Frank Moncrief drove the wagon around an easy bend in the road and saw the campground come into view. There the road veered away from the river, over the dry prairie toward Cañon City. It was early in the afternoon yet, but the mules had been pulling since dawn and needed rest. Anyway, this was the recognized campground on the Fairplay to Cañon City road, and Frank Moncrief liked it. Sleeping by the river would beat making a dry camp out in the open park. The stars would come out tonight like gems in Dee Hassard's fake field of diamonds.

“Maybe if you'd have given the money back, you might have gotten off a little lighter,” Moncrief said.

“I tried to explain to 'em that I lost the money to a gambler in Denver. He cheated me blind, Sheriff Moncrief. I swear, there are so many crooks in this territory a man can't earn a living. When I get out of prison, I'm goin' back east.”

“You'll stay out of those confidence games if you know what's good for you,” Moncrief warned.

Hassard shook his head. “I'm too set in my ways.”

“You're a young man yet.”

“Yeah, but I've been workin' angles since I was a kid. People don't change, Sheriff. You ought to know that in your line of work.”

Moncrief drove the wagon down next to the river and pulled the reins back. The bank wasn't steep here in the level park; the river looked like a manicured irrigation canal except for its aimless meanderings. “My brother sure did,” he said, setting the brake. “I once drove him on this same route, cuffed to the wagon, just the way you are. And this is where we camped together the day before I put him in prison.”

Hassard craned his neck and looked Moncrief in the eye for the first time that day. “Your own brother?”

“That's right.” He grabbed his bedroll from the wagon box and threw it down on a patch of soft grass. “He was a hired gun for the Bayou Salado Ranch years ago. Wild as a drunken buck back then.
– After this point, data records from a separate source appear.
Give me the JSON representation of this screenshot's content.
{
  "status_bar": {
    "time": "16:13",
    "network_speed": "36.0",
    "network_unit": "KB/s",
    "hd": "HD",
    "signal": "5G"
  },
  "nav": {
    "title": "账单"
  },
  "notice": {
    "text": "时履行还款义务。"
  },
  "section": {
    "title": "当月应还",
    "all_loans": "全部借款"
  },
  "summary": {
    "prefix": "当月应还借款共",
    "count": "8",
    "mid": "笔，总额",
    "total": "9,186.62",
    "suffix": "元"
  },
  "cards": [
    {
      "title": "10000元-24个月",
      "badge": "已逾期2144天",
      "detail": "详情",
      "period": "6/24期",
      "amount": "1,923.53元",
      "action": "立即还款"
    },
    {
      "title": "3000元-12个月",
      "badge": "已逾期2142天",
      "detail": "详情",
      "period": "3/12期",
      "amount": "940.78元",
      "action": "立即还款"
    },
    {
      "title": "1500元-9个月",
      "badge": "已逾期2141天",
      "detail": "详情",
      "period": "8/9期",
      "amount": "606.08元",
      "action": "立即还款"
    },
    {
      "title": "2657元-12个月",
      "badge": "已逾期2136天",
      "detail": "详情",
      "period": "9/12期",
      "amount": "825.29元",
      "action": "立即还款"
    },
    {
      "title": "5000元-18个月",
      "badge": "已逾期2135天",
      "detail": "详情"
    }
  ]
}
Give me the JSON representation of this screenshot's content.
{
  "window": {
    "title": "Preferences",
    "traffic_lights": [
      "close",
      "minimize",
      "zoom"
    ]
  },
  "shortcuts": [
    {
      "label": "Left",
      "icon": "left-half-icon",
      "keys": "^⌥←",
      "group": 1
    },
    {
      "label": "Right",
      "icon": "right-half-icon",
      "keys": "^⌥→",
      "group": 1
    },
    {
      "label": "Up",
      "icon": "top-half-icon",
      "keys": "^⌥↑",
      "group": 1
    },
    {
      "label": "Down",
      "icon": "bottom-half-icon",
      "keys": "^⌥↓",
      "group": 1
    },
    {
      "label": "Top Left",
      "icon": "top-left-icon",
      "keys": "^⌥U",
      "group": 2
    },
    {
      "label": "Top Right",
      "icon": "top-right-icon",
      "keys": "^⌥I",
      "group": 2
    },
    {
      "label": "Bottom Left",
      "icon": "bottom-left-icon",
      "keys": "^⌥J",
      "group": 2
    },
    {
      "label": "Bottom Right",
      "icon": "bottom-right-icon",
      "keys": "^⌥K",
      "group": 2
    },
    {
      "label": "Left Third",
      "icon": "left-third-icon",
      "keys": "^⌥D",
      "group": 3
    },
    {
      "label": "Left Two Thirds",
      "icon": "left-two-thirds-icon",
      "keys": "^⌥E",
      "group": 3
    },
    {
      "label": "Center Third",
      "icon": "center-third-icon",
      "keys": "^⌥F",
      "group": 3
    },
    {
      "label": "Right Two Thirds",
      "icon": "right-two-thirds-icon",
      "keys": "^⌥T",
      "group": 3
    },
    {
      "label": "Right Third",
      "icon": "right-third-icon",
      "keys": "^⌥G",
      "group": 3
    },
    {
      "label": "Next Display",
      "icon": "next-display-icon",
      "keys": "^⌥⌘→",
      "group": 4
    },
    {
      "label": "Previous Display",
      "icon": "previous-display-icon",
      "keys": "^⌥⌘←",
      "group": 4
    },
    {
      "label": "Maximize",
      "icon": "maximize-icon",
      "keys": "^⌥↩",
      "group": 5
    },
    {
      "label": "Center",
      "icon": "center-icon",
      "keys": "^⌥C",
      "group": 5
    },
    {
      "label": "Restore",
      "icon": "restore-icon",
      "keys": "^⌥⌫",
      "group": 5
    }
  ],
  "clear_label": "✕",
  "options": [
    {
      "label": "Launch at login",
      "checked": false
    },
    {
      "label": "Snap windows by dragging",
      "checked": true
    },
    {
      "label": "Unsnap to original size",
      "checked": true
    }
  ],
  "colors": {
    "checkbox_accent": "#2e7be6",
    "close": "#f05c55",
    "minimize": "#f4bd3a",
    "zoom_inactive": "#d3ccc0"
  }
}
Killed a few rustlers here and there.”

Out of habit, the law man began walking a broad circle around the campground, looking for tracks coming or going. Had someone been here today? Yesterday? Could somebody have concealed a gun for Hassard to use on him in the night? Hassard didn't have a partner in the territory that he knew of, but confidence men often worked in pairs or in teams. He wasn't taking any chances. Satisfied that the camp had not been used in a week, Moncrief returned to the wagon, took the hobbles from the bed, and went to fix them on the mules.

“Killed a few rustlers, huh?” the prisoner said. “So, you jailed your own brother for murder.”

“Naw, nobody cared about a few dead rustlers,” the lawman answered. “But he stayed drunk too often, got fired, and went to rustlin' the ranch's cattle himself. I figured I better arrest him and get him tried before he wound up lynched.”

“Your own brother…” Hassard lay on his side behind the buckboard seat. It felt good to stop here, get the weight off his hind end for a change.

“Best thing ever happened to him. He got religion down there in prison. Made a preacher. Maybe you've heard of him. Name's Carrol.”